My Favorite Blonde / Star Spangled Rhythm [Universal]

 

Do you know what your children are watching?

By PAUL BRENNER

Another in the excellent Universal Bob Hope Tribute Collection Double Feature DVD series pairs up two Hope films from 1942 -- "My Favorite Blonde" and "Star Spangled Rhythm."

"Star Spangled Rhythm" (directed by George Marshall and with sketches written by Arthur Ross, Norman Panama and Melvin Frank, and George Kaufman) is not really a Bob Hope film. Hope appears in it as one of an array of Paramount stars that perform routines for a gaggle of sailors. The film is one of those wartime extravaganzas that culminate in a climactic patriotic Walpurgisnacht -- in this case, it's Bing Crosby singing Johnny Mercer and Harold Arlen's "Old Glory." But "Star Spangled Rhythm" is a cut above other the Hollywood studios patriotic jubilees in that inside jokes abound concerning Paramount studio executives circa 1942. Cecil B Demille appears as his tyrannical self and ends up getting torpedoed by Cass Dailey, while Preston Sturges is seen stalking out of a screening room in a huff shouting "I'm going to Metro!" before doing a pratfall over an ashtray; it's enough to make Myron Selznick laugh out loud from his grave. Hope finally appears as the emcee and as himself in a hilarious sketch where he ends up trying to hide from William Bendix in a shower as Bendix is scrubbing himself down. Anyone skeptical about Hope's slapstick talents can look no further than this scene.

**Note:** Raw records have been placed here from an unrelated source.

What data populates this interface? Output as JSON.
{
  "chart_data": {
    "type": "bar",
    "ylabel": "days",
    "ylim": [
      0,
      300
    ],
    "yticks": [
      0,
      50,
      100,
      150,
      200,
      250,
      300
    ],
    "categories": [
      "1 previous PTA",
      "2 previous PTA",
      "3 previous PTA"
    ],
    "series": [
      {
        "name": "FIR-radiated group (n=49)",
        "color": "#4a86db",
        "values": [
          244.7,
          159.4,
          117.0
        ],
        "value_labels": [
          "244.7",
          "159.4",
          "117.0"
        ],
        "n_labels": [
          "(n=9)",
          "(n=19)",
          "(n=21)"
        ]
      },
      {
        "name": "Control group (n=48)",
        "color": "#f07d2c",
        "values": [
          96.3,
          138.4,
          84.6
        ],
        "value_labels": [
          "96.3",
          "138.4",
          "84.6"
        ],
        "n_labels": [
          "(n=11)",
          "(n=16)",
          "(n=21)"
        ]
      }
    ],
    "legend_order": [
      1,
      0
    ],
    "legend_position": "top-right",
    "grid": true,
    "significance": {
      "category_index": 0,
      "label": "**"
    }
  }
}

"My Favorite Blonde," however, is all Hope all the time. This espionage send up of Hitchcock's "The 39 Steps" features Hope as a vaudevillian schnook who is partners with a penguin in a novelty act -- the penguin ends up busting up the act by getting a Hollywood contract. If anyone doubts the seriousness of the film's farcical intentions, there is a humorless eight minute Hitchcockian set up before Hope is introduced. To make it official, the woman Hope teams up with ends up being Madeleine Carroll, the star of Hitchcock's 1935 thriller. Second banana bad guys Gale Sondergaard and George Zucco spend their screen time peering at Hope and Carroll from a distance and dispassionately uttering lines like "He's got the scorpion," "They've found the body," and, my favorite, "Look! It's Percy the Penguin!" But Hope is not a slacker and he uses the film to hone his lecherous coward persona with fidgety grace. And typical for Hope in his heyday, the dialogue exchanges are hilarious. As in: "I'm a British agent." "Too late. I already got an agent." Or: "Do you know what it feels like to be followed and hounded and watched every second?" "Well, I used to but now I pay cash for everything."

Both films feature the theatrical trailers, production notes, and cast and crew bios and filmographies.